Brownlee and Berthelsen (2008) presented a view of learning in relation to change in epistemological beliefs drawing on the 3 P Model of Learning (Personal presage factors , Perceptions of the environment-personal epistemological socially constructed, and situational presage factors ) proposed by Biggs (1993), and suggested a model for relational pedagogy that is socially and contextually situated which tried to extend teacher’s vision of personal epistemology by pedagogical practice. Brownlee and Berthelsen (2008) referred to change in teachers’ thinking about their practice is required by the increasing recognition that teaching is a complex and multifaceted process, teacher education courses need to stimulate reflective and critical thinking about practice as necessary preconditions for effective learning outcomes. It is useful for the professional development of docent.
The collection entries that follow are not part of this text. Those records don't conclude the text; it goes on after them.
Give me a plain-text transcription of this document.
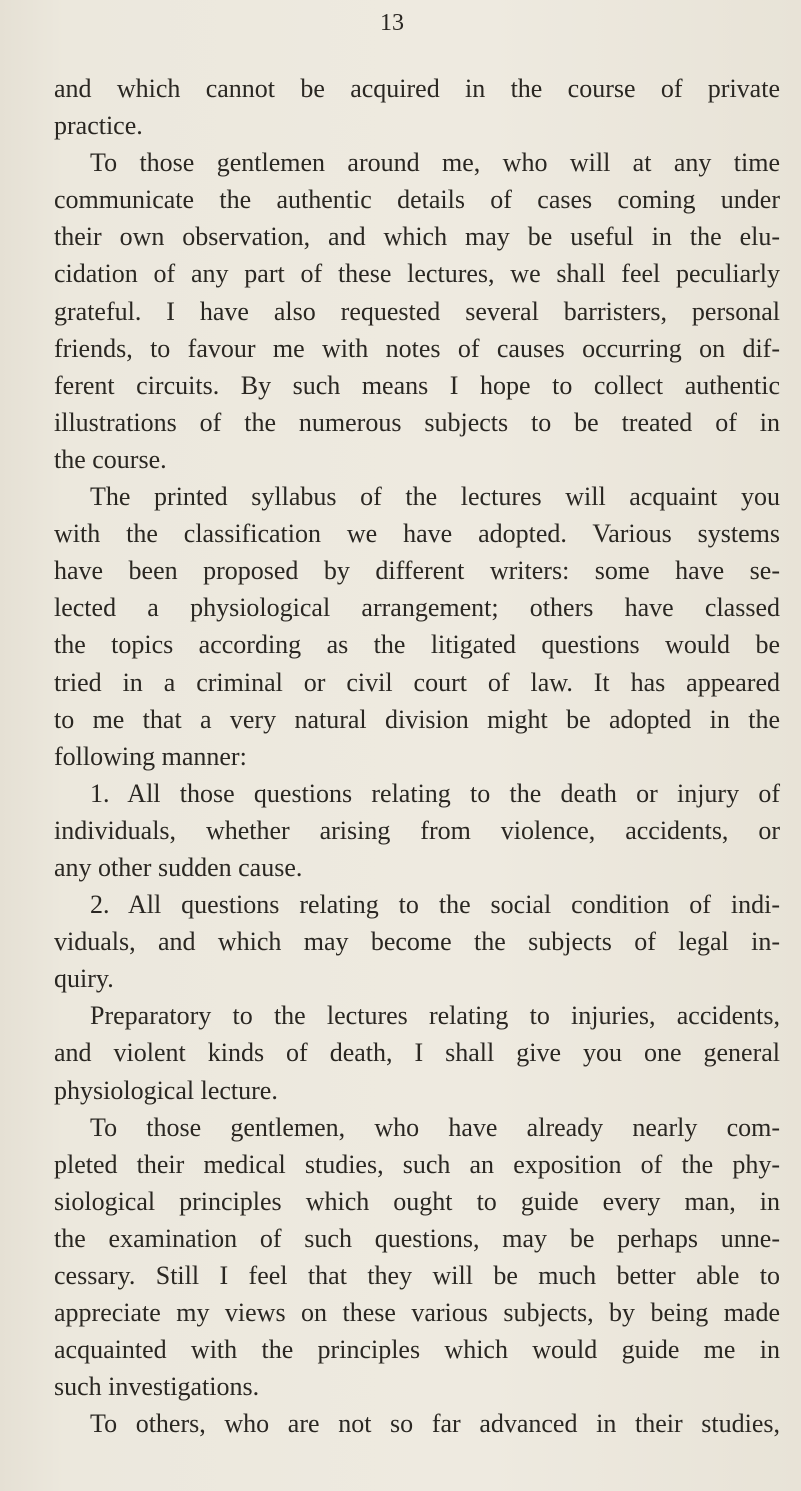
13
and which cannot be acquired in the course of private
practice.
To those gentlemen around me, who will at any time
communicate the authentic details of cases coming under
their own observation, and which may be useful in the elu-
cidation of any part of these lectures, we shall feel peculiarly
grateful. I have also requested several barristers, personal
friends, to favour me with notes of causes occurring on dif-
ferent circuits. By such means I hope to collect authentic
illustrations of the numerous subjects to be treated of in
the course.
The printed syllabus of the lectures will acquaint you
with the classification we have adopted. Various systems
have been proposed by different writers: some have se-
lected a physiological arrangement; others have classed
the topics according as the litigated questions would be
tried in a criminal or civil court of law. It has appeared
to me that a very natural division might be adopted in the
following manner:
1. All those questions relating to the death or injury of
individuals, whether arising from violence, accidents, or
any other sudden cause.
2. All questions relating to the social condition of indi-
viduals, and which may become the subjects of legal in-
quiry.
Preparatory to the lectures relating to injuries, accidents,
and violent kinds of death, I shall give you one general
physiological lecture.
To those gentlemen, who have already nearly com-
pleted their medical studies, such an exposition of the phy-
siological principles which ought to guide every man, in
the examination of such questions, may be perhaps unne-
cessary. Still I feel that they will be much better able to
appreciate my views on these various subjects, by being made
acquainted with the principles which would guide me in
such investigations.
To others, who are not so far advanced in their studies,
Ash et al. (2012) drew on the sociocultural frameworks , followed the idea of zone of proximal development (Vygotsky, 1987) to promote docents’ capable to scaffolding in their teaching. Allen and Crowley (2014) offered case studies which explored how part-time museum docents engaged in reflective practice through iterative implementation and some of their approaches to learning and teaching in the museum changed. Both research ground on sociocultural frameworks and sent their docent professional development practice through the theory of situated learning (Lave & Wenger, 1991). It looks a potential training framework for museum educators. And Ash et al. (2012) drew on the scaffolding in the zone of proximal development; their work provided a much clear framework to enable docent changing their practice. We will follow the same framework to improve the professional development of our employ docents and examining whether they would accept the parallel personal science epistemology in practice.